Ce qui leur était dit ou que simplement ils entendaient, c’était dans les foyers de catégorie socio-professionnelle supérieure (CSP+) 2153 mots par heure, dans les foyers ouvriers 1251 mots/heure et dans les foyers bénéficiant de l’aide sociale, 616 mots/heure. Hart et Risley extrapolent ces résultats à une semaine de cent heures et une année de cinq mille deux cents heures et, si tant est que Marseille vaille Kansas City et les dernières années 1940 les premières années 1980, j’ai donc entendu durant mes trois années de Gavotte dix-neuf millions et demi de mots, dont le plus grand nombre (99,87 %), et sans doute le pire, vous a été épargné.

Papa chantait une part non négligeable d’entre eux avec la voix de Tino Rossi. Maman s’exprimait avec « le plus bel et le plus pur accent », celui que Michelet attribue à la Touraine, et le Maine n’en est pas loin, elle insistait beaucoup là-dessus. Quand il se bornait à parler, Papa n’avait d’alsacien qu’une légère assimilation des b aux p et des d aux t.

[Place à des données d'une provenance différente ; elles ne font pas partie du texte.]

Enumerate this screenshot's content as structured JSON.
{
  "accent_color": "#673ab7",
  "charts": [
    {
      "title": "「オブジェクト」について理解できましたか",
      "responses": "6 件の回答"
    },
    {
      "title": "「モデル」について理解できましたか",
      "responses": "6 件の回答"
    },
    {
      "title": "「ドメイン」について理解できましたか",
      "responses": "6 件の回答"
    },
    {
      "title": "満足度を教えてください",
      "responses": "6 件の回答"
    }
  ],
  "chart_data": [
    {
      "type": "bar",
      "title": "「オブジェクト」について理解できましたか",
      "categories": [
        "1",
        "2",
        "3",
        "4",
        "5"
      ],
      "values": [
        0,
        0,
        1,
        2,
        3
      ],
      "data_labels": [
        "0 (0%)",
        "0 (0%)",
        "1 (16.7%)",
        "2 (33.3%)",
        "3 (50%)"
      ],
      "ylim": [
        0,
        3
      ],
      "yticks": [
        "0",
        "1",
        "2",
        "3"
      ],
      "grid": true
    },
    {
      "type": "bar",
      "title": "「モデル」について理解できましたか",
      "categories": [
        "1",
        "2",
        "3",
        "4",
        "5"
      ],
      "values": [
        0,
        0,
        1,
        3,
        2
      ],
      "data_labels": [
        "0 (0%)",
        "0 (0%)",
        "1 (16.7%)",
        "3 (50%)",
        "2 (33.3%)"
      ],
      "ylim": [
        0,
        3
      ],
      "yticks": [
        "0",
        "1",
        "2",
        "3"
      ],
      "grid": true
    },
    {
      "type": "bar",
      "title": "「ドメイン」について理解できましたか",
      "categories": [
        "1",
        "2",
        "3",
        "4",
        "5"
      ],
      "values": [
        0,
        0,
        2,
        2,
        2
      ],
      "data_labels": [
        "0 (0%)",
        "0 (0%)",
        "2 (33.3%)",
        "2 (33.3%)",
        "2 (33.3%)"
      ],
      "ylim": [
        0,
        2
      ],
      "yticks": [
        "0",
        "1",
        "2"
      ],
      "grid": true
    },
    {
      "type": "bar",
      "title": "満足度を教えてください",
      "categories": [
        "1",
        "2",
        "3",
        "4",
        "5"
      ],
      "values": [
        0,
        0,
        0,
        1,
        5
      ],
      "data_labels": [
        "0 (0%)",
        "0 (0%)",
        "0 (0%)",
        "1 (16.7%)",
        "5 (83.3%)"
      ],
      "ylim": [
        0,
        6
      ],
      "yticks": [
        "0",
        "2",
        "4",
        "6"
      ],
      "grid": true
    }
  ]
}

S’agissant de ce que les enfants disaient eux-mêmes, la transposition est moins aisée. Si dans les familles loquaces, montrent Hart et Risley, l’enfant, depuis qu’il a commencé à parler et jusqu’ à ses 3 ans, a répliqué douze millions de mots, et dans les familles mutiques quatre millions seulement, et si, on s’en doute, les familles aisées sont prolixes et les familles bénéficiaires de l’aide sociale mutiques, les familles ouvrières présentent tout l’éventail des plus loquaces aux plus mutiques. Chez nous, Maman est bavarde, Papa l’est bien moins, outre qu’il n’est pas souvent à portée d’oreille. Maman a dû n’en être que plus bavarde, et Papa, une fois à terre, se rattraper. Après tout, ils s’y sont repris à deux fois pour m’avoir (avoir un garçon, avoir un Alain, est-ce qu’on sait ce qu’ils voulaient, au juste ?) J’espère que ce n’était pas pour rester là ensuite comme deux ronds de flan, sans piper mot. En faisant une pondération entre ces éléments disparates, disons que j’ai répondu six ou huit millions de mots, dont vous avez eu sous les yeux quatre seulement : « Papa Lor » et « Manman Lulu ».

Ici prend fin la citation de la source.